De la maison de retraite au camping, en passant par les habitations isolées, cette supérette équestre sillonne les routes du Morbihan depuis deux ans. Rencontre au petit trot.

« Tout l’hiver, j’ai attendu la reprise des tournées, j’en avais assez des néons ! » Derrière la caisse de l’épicerie de Pluherlin, bourgade de 1 300 habitants dans le Morbihan, Violaine Frappesauce n’était pas la seule à piaffer d’impatience. Stourm, son cheval de trait, a, lui aussi, repris du service à la mi-avril. « On avait arrêté en septembre parce qu’alors les clients se font plus rares, l’activité étant liée au tourisme. Et on doit aussi éviter les intempéries », commente-t-elle. En 2005, après huit ans dans la grande distribution, la brunette a 27 ans et franchit le pas : elle se décide à reprendre une supérette de village.

Boutade d’un client

« Avec le commerce de proximité, j’espérais retrouver le lien social qui avait disparu dans mon boulot », explique-t-elle. Mais l’enthousiasme ne fait pas tout. Il lui faudra aussi rassembler 30 000 euros de fonds de commerce et 45 000 euros pour les murs. Sans être « une fondamentaliste écolo », Violaine a toujours rechigné à démarrer sa voiture pour livrer des packs d’eau minérale – elle propose en tout 300 produits, des légumes locaux aux boîtes de conserve – dans le bourg. « J’ai bricolé une charrette accrochée à mon vélo. Puis, sur une boutade d’un client, je me suis dit : “ Pourquoi pas à cheval ? ” » Piètre cavalière selon ses dires, mais amoureuse des canassons, elle se forme à la conduite d’attelage.

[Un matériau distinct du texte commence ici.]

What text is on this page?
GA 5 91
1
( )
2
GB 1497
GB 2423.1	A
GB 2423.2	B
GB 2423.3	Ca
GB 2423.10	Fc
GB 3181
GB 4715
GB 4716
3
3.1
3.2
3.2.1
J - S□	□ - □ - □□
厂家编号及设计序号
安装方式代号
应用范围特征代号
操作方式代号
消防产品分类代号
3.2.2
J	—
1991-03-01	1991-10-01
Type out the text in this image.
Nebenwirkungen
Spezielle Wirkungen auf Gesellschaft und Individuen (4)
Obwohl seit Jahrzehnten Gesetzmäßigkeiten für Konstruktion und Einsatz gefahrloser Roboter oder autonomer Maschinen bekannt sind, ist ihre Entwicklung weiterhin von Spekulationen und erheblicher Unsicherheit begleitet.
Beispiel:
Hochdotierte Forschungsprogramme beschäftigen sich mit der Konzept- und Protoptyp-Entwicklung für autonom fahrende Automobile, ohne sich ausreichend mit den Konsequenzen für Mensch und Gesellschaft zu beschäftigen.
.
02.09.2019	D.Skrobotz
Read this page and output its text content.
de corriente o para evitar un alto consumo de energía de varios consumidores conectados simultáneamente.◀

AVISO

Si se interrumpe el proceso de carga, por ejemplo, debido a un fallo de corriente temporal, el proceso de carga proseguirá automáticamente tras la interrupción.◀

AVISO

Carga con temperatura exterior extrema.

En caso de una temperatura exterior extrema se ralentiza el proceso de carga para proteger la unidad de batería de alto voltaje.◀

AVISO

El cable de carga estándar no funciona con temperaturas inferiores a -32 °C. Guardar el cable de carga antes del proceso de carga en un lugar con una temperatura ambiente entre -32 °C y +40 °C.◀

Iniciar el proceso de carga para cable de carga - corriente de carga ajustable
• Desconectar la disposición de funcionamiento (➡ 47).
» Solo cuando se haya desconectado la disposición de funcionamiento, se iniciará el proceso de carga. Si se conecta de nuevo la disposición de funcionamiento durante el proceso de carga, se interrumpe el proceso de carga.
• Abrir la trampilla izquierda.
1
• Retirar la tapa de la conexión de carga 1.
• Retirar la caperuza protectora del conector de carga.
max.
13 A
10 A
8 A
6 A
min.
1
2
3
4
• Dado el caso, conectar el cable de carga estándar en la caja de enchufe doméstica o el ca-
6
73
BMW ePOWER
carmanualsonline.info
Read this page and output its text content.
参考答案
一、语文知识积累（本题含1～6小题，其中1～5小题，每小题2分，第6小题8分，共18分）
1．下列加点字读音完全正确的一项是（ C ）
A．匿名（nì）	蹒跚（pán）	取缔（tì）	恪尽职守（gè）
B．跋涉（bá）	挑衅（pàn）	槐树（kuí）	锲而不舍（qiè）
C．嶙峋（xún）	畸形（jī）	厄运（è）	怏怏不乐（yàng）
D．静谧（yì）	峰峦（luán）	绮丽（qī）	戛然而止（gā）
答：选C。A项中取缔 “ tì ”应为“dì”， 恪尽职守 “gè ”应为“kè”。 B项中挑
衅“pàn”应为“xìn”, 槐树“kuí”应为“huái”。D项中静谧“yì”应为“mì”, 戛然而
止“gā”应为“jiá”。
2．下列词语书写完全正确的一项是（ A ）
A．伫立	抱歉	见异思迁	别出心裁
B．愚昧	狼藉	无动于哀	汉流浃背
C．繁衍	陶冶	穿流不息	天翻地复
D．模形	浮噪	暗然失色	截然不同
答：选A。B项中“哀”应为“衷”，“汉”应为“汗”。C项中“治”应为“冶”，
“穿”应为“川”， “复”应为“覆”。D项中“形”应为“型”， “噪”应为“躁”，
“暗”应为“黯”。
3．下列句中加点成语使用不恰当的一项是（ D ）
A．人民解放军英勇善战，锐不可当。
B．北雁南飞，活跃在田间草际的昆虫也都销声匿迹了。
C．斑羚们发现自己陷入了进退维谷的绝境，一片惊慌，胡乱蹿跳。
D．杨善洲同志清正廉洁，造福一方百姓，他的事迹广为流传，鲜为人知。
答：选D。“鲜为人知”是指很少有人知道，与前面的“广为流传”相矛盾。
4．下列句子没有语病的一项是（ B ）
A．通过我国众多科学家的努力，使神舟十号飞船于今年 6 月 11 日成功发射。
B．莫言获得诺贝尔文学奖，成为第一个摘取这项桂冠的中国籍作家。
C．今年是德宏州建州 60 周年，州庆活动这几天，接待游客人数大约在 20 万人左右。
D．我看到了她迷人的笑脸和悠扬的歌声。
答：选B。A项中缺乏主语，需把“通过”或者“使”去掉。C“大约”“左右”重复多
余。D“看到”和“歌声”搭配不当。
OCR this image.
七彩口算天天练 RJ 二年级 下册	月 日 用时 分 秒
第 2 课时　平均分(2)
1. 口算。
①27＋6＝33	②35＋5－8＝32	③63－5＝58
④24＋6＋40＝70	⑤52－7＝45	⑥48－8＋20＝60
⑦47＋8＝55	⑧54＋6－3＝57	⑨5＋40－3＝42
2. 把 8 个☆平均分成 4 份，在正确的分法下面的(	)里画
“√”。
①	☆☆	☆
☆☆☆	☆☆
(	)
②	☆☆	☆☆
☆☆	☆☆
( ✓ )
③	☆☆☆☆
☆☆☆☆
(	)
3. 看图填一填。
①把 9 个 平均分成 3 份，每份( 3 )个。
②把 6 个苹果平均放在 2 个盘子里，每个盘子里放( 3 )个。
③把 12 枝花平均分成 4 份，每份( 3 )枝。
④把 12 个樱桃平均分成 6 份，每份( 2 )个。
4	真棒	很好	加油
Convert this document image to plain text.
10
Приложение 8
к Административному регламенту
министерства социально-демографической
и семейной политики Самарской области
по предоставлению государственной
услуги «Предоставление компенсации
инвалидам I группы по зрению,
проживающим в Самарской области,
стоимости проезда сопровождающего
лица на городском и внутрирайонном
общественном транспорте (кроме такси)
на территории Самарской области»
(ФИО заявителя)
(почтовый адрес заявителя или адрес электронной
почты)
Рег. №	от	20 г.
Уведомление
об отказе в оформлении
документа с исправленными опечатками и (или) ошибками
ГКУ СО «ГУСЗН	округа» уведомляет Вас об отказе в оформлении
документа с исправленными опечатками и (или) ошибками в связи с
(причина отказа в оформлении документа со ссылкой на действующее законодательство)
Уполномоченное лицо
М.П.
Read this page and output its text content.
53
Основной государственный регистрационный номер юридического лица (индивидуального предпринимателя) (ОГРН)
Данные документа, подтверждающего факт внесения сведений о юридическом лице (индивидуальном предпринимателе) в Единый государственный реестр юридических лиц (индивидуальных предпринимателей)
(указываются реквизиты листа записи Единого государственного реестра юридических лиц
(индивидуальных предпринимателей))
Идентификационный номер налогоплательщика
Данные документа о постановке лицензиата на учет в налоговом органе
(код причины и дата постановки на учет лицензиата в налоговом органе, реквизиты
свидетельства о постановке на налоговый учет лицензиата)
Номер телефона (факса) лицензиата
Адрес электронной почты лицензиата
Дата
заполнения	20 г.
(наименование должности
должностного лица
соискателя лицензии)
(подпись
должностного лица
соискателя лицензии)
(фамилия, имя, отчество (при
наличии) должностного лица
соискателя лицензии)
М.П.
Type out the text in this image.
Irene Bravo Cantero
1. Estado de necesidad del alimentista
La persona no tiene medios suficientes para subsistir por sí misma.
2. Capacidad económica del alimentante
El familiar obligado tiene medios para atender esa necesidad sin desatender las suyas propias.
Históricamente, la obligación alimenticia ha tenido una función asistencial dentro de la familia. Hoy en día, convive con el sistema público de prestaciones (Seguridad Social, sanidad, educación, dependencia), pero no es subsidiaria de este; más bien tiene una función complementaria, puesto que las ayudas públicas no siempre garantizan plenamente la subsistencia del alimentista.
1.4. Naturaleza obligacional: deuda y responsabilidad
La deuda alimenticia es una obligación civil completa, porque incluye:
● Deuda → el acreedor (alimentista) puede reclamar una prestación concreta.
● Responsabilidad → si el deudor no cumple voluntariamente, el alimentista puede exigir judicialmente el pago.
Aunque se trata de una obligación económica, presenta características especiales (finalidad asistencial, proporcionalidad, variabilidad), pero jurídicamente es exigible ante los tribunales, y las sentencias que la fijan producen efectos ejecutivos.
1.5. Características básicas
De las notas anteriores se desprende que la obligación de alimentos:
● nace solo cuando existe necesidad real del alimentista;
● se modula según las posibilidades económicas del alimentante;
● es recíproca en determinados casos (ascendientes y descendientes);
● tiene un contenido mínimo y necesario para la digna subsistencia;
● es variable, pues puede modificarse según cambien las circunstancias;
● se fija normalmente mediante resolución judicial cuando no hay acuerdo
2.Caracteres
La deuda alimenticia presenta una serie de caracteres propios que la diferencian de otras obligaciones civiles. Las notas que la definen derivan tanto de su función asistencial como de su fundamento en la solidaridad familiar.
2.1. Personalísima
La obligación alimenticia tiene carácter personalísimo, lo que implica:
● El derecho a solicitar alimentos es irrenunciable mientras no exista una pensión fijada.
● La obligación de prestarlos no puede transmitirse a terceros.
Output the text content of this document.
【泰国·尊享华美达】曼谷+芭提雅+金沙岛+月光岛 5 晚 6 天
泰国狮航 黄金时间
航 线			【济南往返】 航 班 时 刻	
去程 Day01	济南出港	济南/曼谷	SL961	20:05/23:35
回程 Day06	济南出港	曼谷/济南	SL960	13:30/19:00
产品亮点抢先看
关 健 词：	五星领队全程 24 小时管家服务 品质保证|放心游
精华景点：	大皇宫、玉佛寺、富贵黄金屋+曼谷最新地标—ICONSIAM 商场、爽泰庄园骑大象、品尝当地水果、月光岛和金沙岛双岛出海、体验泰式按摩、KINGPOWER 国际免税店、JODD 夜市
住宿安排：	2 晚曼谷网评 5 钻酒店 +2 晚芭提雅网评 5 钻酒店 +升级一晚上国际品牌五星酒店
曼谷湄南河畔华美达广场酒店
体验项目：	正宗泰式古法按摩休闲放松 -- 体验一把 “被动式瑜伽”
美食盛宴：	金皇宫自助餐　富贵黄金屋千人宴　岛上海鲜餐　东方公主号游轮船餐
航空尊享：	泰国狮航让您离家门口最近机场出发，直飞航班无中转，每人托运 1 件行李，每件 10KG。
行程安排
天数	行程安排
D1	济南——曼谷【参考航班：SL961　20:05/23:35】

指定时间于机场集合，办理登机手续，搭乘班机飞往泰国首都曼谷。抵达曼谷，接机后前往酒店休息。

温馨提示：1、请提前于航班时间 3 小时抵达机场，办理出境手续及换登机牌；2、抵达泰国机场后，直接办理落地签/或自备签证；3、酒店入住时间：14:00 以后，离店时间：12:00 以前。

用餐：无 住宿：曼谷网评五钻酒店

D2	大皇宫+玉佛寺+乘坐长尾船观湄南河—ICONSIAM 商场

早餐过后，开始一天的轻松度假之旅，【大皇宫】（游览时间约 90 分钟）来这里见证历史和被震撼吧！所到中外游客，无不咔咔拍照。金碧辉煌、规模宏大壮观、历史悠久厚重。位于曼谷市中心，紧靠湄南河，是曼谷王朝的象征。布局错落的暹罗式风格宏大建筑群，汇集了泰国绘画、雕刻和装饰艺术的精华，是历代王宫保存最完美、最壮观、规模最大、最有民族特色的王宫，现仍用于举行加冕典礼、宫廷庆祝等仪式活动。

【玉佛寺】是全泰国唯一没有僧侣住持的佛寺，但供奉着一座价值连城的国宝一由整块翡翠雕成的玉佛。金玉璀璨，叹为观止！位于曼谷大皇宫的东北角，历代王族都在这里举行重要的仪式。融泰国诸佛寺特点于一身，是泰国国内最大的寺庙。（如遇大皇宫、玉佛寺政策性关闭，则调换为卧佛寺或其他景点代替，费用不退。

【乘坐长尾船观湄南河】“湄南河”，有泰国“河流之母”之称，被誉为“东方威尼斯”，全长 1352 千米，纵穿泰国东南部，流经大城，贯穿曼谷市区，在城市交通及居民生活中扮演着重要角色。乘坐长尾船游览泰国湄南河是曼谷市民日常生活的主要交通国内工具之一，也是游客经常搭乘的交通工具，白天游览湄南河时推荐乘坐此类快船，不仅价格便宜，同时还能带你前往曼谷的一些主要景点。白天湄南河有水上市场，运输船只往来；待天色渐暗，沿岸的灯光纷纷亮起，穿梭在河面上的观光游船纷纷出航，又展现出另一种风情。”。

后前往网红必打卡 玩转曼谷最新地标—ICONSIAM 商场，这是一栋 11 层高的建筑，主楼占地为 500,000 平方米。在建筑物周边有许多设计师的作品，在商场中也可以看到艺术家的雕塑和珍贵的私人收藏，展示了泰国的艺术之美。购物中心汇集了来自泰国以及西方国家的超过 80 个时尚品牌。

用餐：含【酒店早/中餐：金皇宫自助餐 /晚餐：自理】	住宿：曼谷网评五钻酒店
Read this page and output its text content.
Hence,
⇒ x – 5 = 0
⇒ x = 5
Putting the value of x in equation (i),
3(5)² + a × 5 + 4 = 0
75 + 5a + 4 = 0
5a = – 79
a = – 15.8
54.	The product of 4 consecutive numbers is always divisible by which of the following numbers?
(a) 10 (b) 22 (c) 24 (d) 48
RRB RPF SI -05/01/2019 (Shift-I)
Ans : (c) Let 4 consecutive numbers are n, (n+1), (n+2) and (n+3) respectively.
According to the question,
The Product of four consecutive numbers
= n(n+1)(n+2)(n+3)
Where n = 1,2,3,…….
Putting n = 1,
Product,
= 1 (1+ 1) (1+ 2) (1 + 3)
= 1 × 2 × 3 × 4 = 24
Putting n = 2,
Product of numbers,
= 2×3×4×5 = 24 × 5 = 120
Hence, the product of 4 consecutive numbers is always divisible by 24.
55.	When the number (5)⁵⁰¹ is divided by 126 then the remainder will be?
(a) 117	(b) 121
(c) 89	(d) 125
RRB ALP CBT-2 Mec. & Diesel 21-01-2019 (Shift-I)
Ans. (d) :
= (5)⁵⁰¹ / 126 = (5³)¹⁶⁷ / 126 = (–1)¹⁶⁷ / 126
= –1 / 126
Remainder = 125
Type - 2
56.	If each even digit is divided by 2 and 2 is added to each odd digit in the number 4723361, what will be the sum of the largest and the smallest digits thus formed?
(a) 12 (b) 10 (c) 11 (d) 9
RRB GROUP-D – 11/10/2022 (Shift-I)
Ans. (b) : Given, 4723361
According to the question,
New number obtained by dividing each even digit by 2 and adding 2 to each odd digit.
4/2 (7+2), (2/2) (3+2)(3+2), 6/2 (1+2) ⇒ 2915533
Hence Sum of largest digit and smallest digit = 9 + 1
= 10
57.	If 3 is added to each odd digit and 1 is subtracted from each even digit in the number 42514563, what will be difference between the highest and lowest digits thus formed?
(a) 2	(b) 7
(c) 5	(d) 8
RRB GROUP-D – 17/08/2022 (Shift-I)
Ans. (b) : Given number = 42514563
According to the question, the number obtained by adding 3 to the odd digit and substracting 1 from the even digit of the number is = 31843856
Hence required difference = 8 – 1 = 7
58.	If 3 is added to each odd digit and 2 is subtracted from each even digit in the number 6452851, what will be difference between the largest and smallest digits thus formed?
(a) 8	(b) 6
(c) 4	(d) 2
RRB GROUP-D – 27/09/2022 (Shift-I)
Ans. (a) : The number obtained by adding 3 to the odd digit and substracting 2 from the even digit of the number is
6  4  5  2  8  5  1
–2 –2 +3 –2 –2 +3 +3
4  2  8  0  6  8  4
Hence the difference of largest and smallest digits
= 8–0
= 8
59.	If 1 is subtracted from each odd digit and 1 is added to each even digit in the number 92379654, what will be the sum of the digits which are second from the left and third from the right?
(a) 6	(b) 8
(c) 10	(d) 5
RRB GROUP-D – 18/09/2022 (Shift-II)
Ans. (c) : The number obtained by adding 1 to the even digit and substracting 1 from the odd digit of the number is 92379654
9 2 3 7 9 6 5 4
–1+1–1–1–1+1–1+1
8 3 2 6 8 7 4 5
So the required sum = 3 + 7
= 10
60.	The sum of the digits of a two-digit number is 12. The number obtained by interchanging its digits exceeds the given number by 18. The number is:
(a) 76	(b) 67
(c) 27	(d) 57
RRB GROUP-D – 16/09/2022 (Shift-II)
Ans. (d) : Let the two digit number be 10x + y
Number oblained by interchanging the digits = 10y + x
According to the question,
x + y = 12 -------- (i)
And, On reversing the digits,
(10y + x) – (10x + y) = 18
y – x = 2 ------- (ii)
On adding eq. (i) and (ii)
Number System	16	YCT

Le centre de dressage voisin lui confie Stourm. Un nom prédestiné : il signifie « combat » en langue bretonne.

Crottin dans les jardins

En avril 2010, le tandem est prêt pour les balades, mais aussi pour traquer les subventions : le Fonds d’intervention pour les services, l’artisanat et le commerce, le Conseil général et l’Union européenne apportent la moitié des 20 000 euros nécessaires. C’est enfin une affaire qui roule et, deux fois par semaine, l’« équicerie » dessert le bourg voisin de Rochefort-en-Terre, ainsi que des personnes isolées, une maison de retraite et même un camping ! Pour quelques madeleines vendues – au même prix qu’à l’épicerie –, les personnes âgées se remémorent leur passé à la ferme, les enfants découvrent le doux museau de la grosse bestiole et les touristes, armés de leur appareil photo, mitraillent à toute allure.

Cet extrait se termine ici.